I am in a bad habit of looking at my phone immediately after waking up. It was always ill-advised—no one really needs to be barraged with memes or work emails first thing in the morning—but it’s become worse over the last year.
Like most people who publish writing or are quoted in news articles, I have a Google Alert on my name. Since the harassment and disinformation campaign about me began when my government position was announced, it has been working double duty, telling me when interviews are published and also tipping me off to death threats. Google trawls sites like 8kun, so one morning in January I got an email notifying me that users on an anonymous gun aficionado site were writing sentiments like “That thing needs to be destroyed.” “Her chin is built to rest balls on.” “She has big dick sucking lips...mostly on their knees is how most of them get the job. Sure as shit ain’t about their ‘qualifications.’”
Good morning to you, too.
I also get Google Alerts about the people who are filled with even more animus for me. If you’ve never been in a situation like mine—and I really hope none of you ever have been or will be—it may be hard to imagine what could be worse than writing a violent threat to a person you’ve never met. Let me tell you: it’s writing thousands of words that condone those violent threats, draped in pseudo-intellectualism to make the author’s beliefs a little more palatable. These writers—many of them with tens or hundreds of thousands of readers—are no better than the “that thing needs to be destroyed” people. They just use bigger words.

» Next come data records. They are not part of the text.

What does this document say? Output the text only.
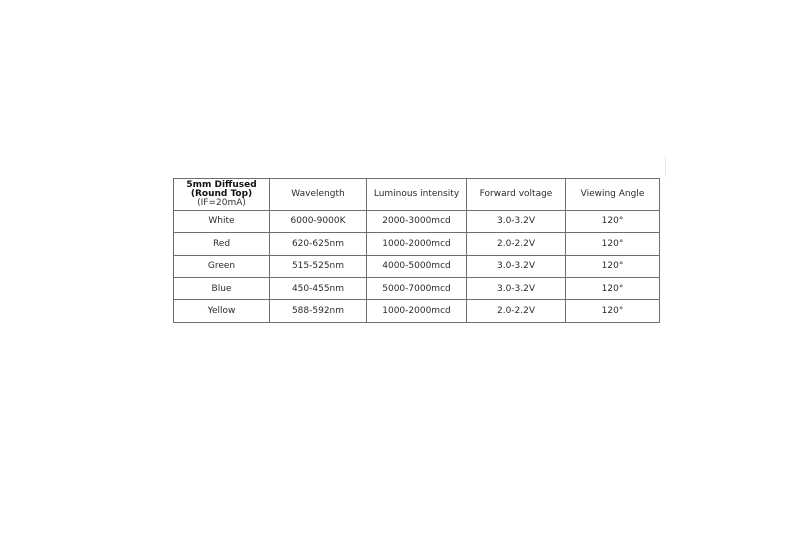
5mm Diffused
(Round Top)
(IF=20mA)	Wavelength	Luminous intensity	Forward voltage	Viewing Angle
White	6000-9000K	2000-3000mcd	3.0-3.2V	120°
Red	620-625nm	1000-2000mcd	2.0-2.2V	120°
Green	515-525nm	4000-5000mcd	3.0-3.2V	120°
Blue	450-455nm	5000-7000mcd	3.0-3.2V	120°
Yellow	588-592nm	1000-2000mcd	2.0-2.2V	120°
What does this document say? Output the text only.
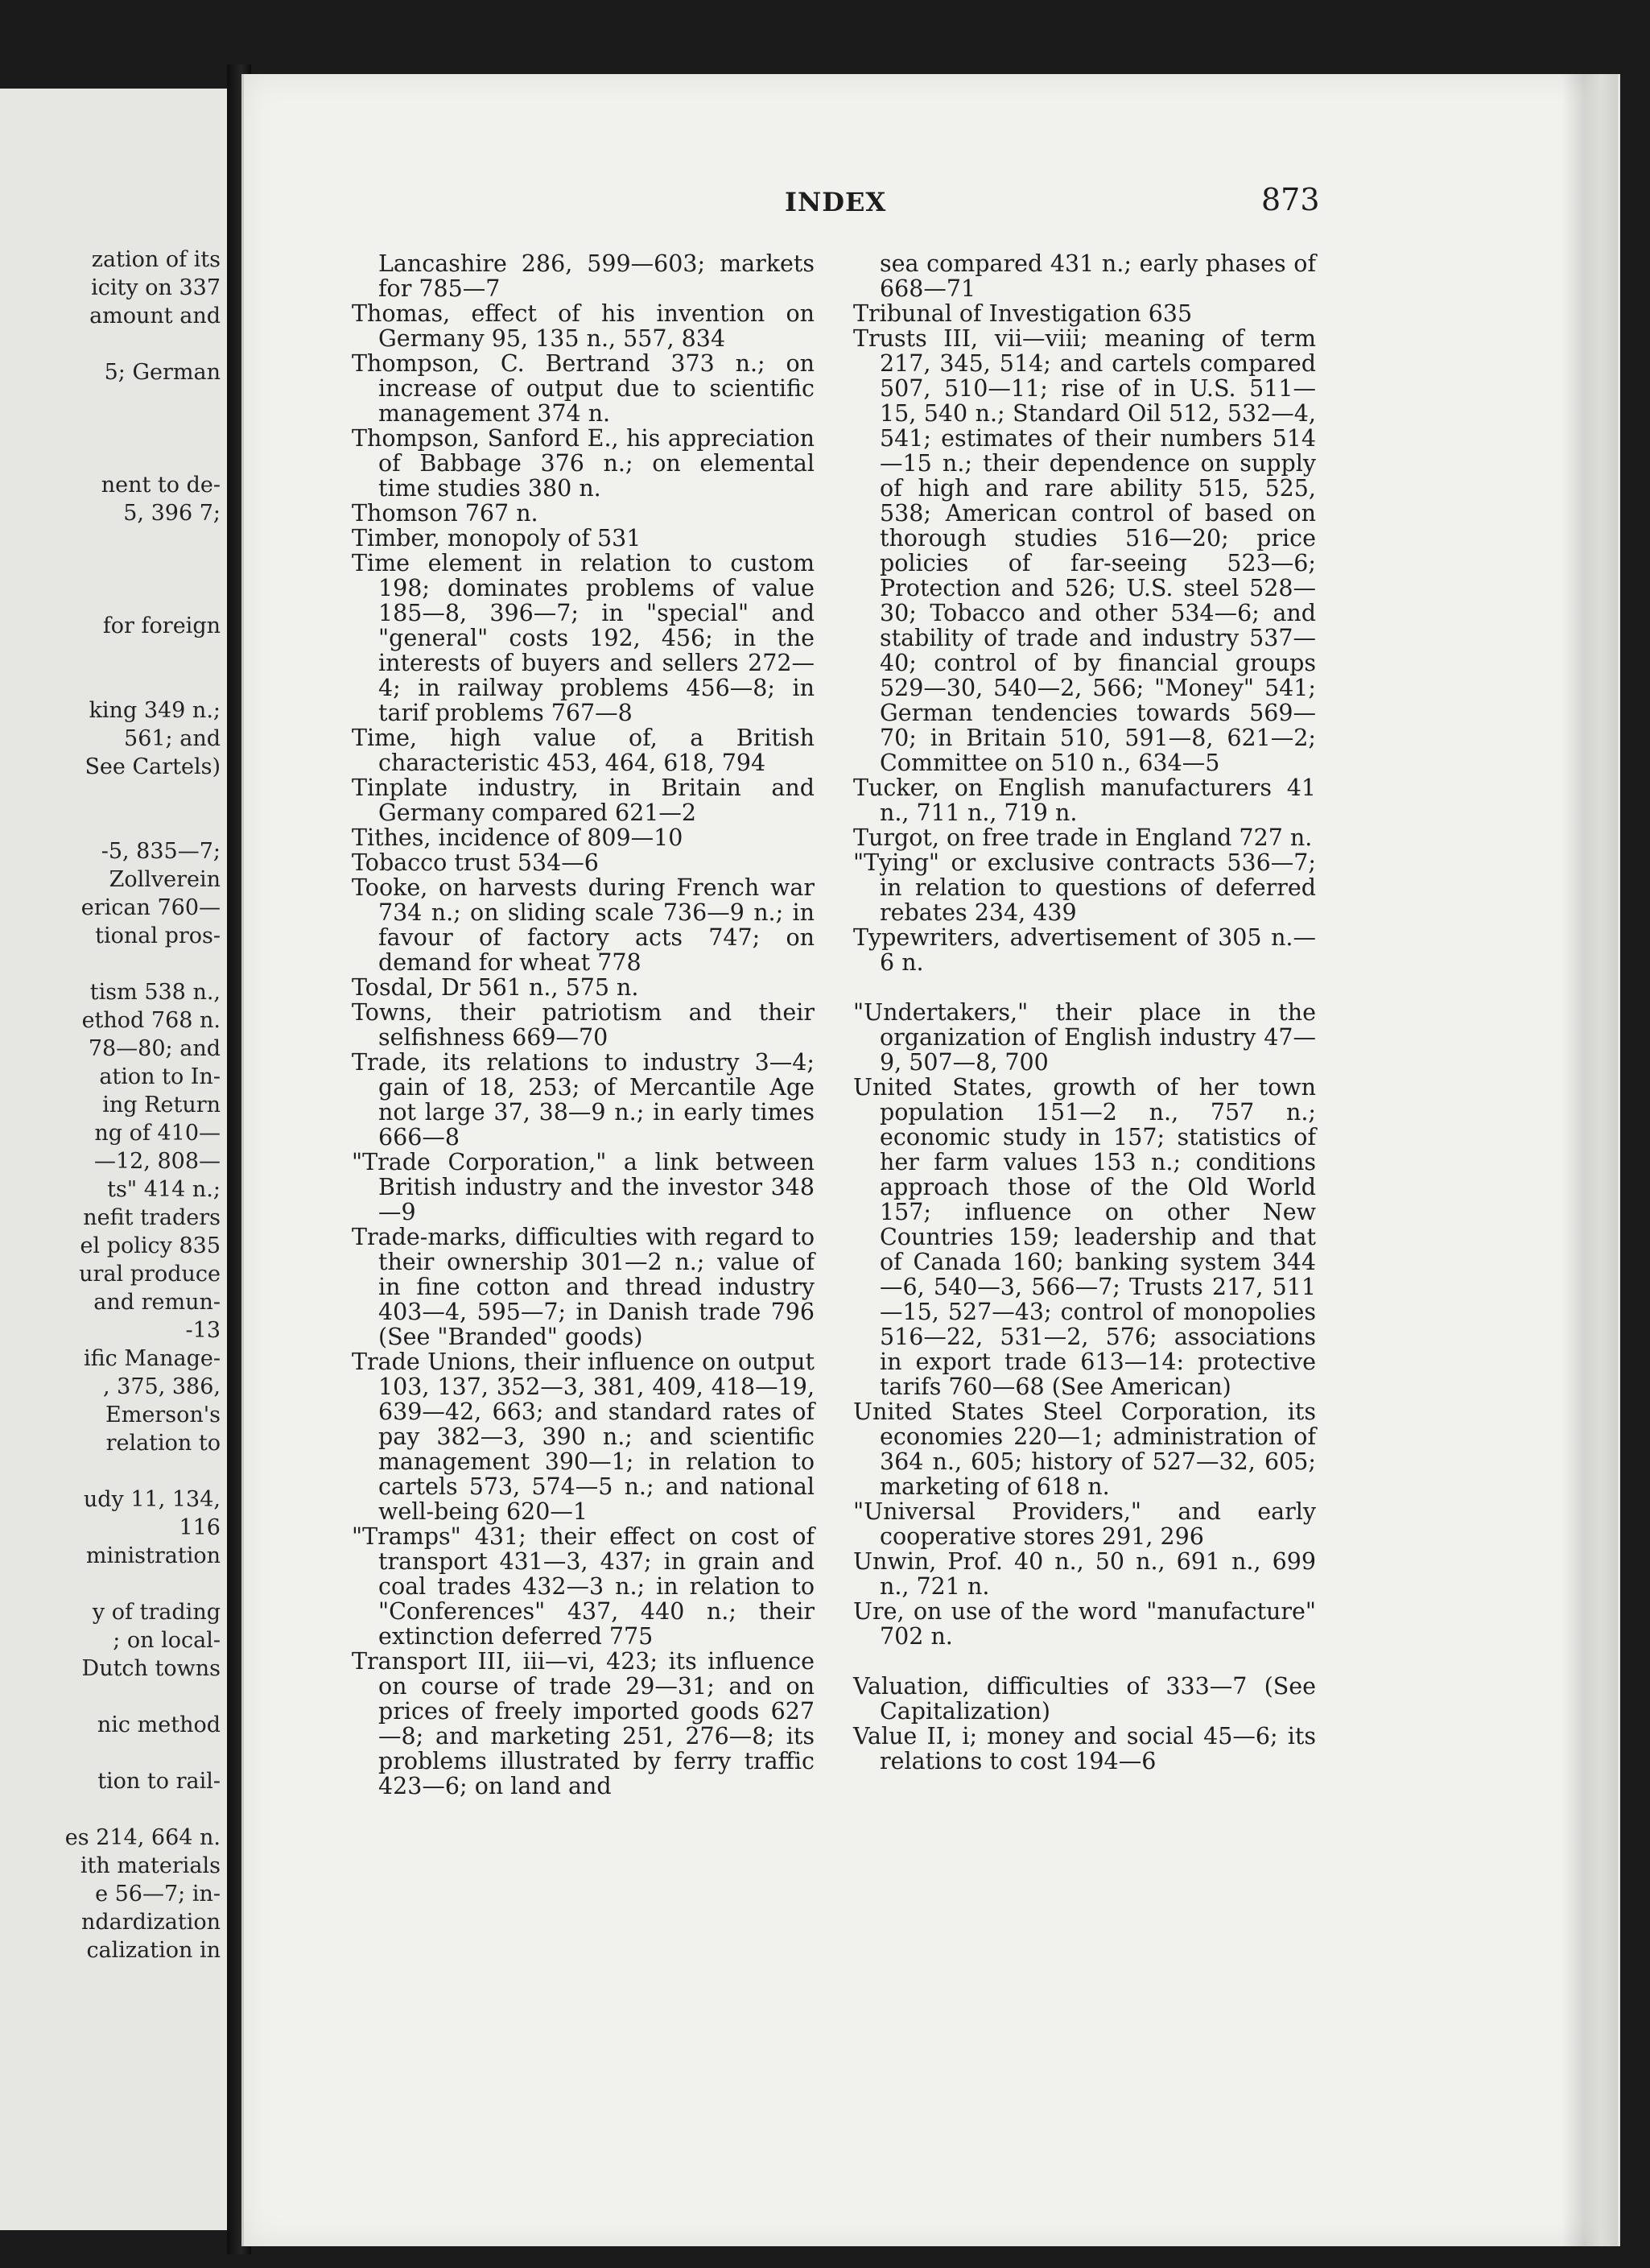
zation of its
icity on 337
amount and
5; German
nent to de-
5, 396 7;
for foreign
king 349 n.;
561; and
See Cartels)
-5, 835—7;
Zollverein
erican 760—
tional pros-
tism 538 n.,
ethod 768 n.
78—80; and
ation to In-
ing Return
ng of 410—
—12, 808—
ts" 414 n.;
nefit traders
el policy 835
ural produce
and remun-
-13
ific Manage-
, 375, 386,
Emerson's
relation to
udy 11, 134,
116
ministration
y of trading
; on local-
Dutch towns
nic method
tion to rail-
es 214, 664 n.
ith materials
e 56—7; in-
ndardization
calization in
INDEX	873

Lancashire 286, 599—603; markets for 785—7

Thomas, effect of his invention on Germany 95, 135 n., 557, 834

Thompson, C. Bertrand 373 n.; on increase of output due to scientific management 374 n.

Thompson, Sanford E., his appreciation of Babbage 376 n.; on elemental time studies 380 n.

Thomson 767 n.

Timber, monopoly of 531

Time element in relation to custom 198; dominates problems of value 185—8, 396—7; in "special" and "general" costs 192, 456; in the interests of buyers and sellers 272—4; in railway problems 456—8; in tarif problems 767—8

Time, high value of, a British characteristic 453, 464, 618, 794

Tinplate industry, in Britain and Germany compared 621—2

Tithes, incidence of 809—10

Tobacco trust 534—6

Tooke, on harvests during French war 734 n.; on sliding scale 736—9 n.; in favour of factory acts 747; on demand for wheat 778

Tosdal, Dr 561 n., 575 n.

Towns, their patriotism and their selfishness 669—70

Trade, its relations to industry 3—4; gain of 18, 253; of Mercantile Age not large 37, 38—9 n.; in early times 666—8

"Trade Corporation," a link between British industry and the investor 348—9

Trade-marks, difficulties with regard to their ownership 301—2 n.; value of in fine cotton and thread industry 403—4, 595—7; in Danish trade 796 (See "Branded" goods)

Trade Unions, their influence on output 103, 137, 352—3, 381, 409, 418—19, 639—42, 663; and standard rates of pay 382—3, 390 n.; and scientific management 390—1; in relation to cartels 573, 574—5 n.; and national well-being 620—1

"Tramps" 431; their effect on cost of transport 431—3, 437; in grain and coal trades 432—3 n.; in relation to "Conferences" 437, 440 n.; their extinction deferred 775

Transport III, iii—vi, 423; its influence on course of trade 29—31; and on prices of freely imported goods 627—8; and marketing 251, 276—8; its problems illustrated by ferry traffic 423—6; on land and

sea compared 431 n.; early phases of 668—71

Tribunal of Investigation 635

Trusts III, vii—viii; meaning of term 217, 345, 514; and cartels compared 507, 510—11; rise of in U.S. 511—15, 540 n.; Standard Oil 512, 532—4, 541; estimates of their numbers 514—15 n.; their dependence on supply of high and rare ability 515, 525, 538; American control of based on thorough studies 516—20; price policies of far-seeing 523—6; Protection and 526; U.S. steel 528—30; Tobacco and other 534—6; and stability of trade and industry 537—40; control of by financial groups 529—30, 540—2, 566; "Money" 541; German tendencies towards 569—70; in Britain 510, 591—8, 621—2; Committee on 510 n., 634—5

Tucker, on English manufacturers 41 n., 711 n., 719 n.

Turgot, on free trade in England 727 n.

"Tying" or exclusive contracts 536—7; in relation to questions of deferred rebates 234, 439

Typewriters, advertisement of 305 n.—6 n.

"Undertakers," their place in the organization of English industry 47—9, 507—8, 700

United States, growth of her town population 151—2 n., 757 n.; economic study in 157; statistics of her farm values 153 n.; conditions approach those of the Old World 157; influence on other New Countries 159; leadership and that of Canada 160; banking system 344—6, 540—3, 566—7; Trusts 217, 511—15, 527—43; control of monopolies 516—22, 531—2, 576; associations in export trade 613—14: protective tarifs 760—68 (See American)

United States Steel Corporation, its economies 220—1; administration of 364 n., 605; history of 527—32, 605; marketing of 618 n.

"Universal Providers," and early cooperative stores 291, 296

Unwin, Prof. 40 n., 50 n., 691 n., 699 n., 721 n.

Ure, on use of the word "manufacture" 702 n.

Valuation, difficulties of 333—7 (See Capitalization)

Value II, i; money and social 45—6; its relations to cost 194—6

One example is an odious older man who writes columns that open with such classy lines like:
Remember that weird disinformation girl, the one who looked like your friend’s first wife and who thought that she should protect America from the threat of non-approved discourse and unlicensed narratives? She’s sort of back in the news because people treated this censorious shrew who presumed to decide what we can and cannot read like a censorious shrew who presumed to decide what we can and cannot read. Too bad.
Do you live in a country where child brides are legal, my dude? Otherwise, why are you calling me a “girl?” Last time I checked, I recently grew and birthed a human and have been keeping him alive using food my body produces, something that only grown women are able to do. But that aside, I look like your friend’s first wife? Is that meant to be... a diss? Or is it just that she divorced him because he was a piece of shit like you? And then there’s the “censorious shrew” dig; my job wasn’t about censorship, and I have stood up against censorship throughout my career, but you don’t care about the truth. You just care about hitting the all-time record for the number of gendered insults you can squeeze into a single paragraph, right?
Readers, you will not be surprised, this man responded “oh, shut up” when he first learned I was receiving violent threats while weeks away from giving birth in May. In the post above, he goes on to write: “I care exactly as much about the ‘death threats’ these people supposedly got from my allies as they care about the real death threats I got and get from their allies.” He also says that I “got off easy” having my life upended and security posture altered for the rest of my life. I’m not sure what could be harder than what I’ve dealt with for the past year beyond actual violent altercations.
But here’s the thing, Burt Schmichter*, I do care about the death threats you and your allies are getting. I do not wish what I have been through on anyone, and I certainly wouldn’t use my platform to repeatedly condone violent threats that others have endured. It is fucking sick—sorry, my Jersey comes out when I’m mad—that this is where our country is. Threats of political violence are viewed as “just part of the job” or just part of expressing your First Amendment rights. Pretty sure that’s not what the Founders had in mind.
It’s not just influencers-cum-incels who are at fault, though. Part of the blame lies with media entities like Fox News (I’m suing them, have you heard?) who monetize hatred. And a good chunk of it lies with insurrection-celebrating, fist-pumping elected officials like Senator Josh Hawley and Representative Jim Jordan. In July, I wrote a letter to Hawley asking him to denounce the threats against me. Instead, he doubled down, claiming I was trying to “shut down questions” about my former role. His tweet, of course, invited yet more threats. And since Jordan got in touch with me late last year, my counsel has repeatedly reminded him that his bogus “investigation” into the “weaponization of government” has resulted in real threats to me and my family. Not a single time in the multiple letters we have exchanged has Jordan acknowledged these threats.
This, in an environment where a former President is attempting to evade criminal charges by fomenting political violence. An environment where the Speaker of the House’s husband was attacked with a hammer in the middle of the night, and my governor joked about it. An environment where neo-Nazis chanted “Jews will not replace us” and killed a counter-protester. Where there was, lest we forget, a violent assault on the seat of legislative power. And the only country in the world where there are more guns than people.
No one should condone—overtly or implicitly—any violence or threat of violence against another person. In fact, everyone should directly condemn it, political futures be damned. Why is that such a radical statement?
* Not his real name. But also not far from it.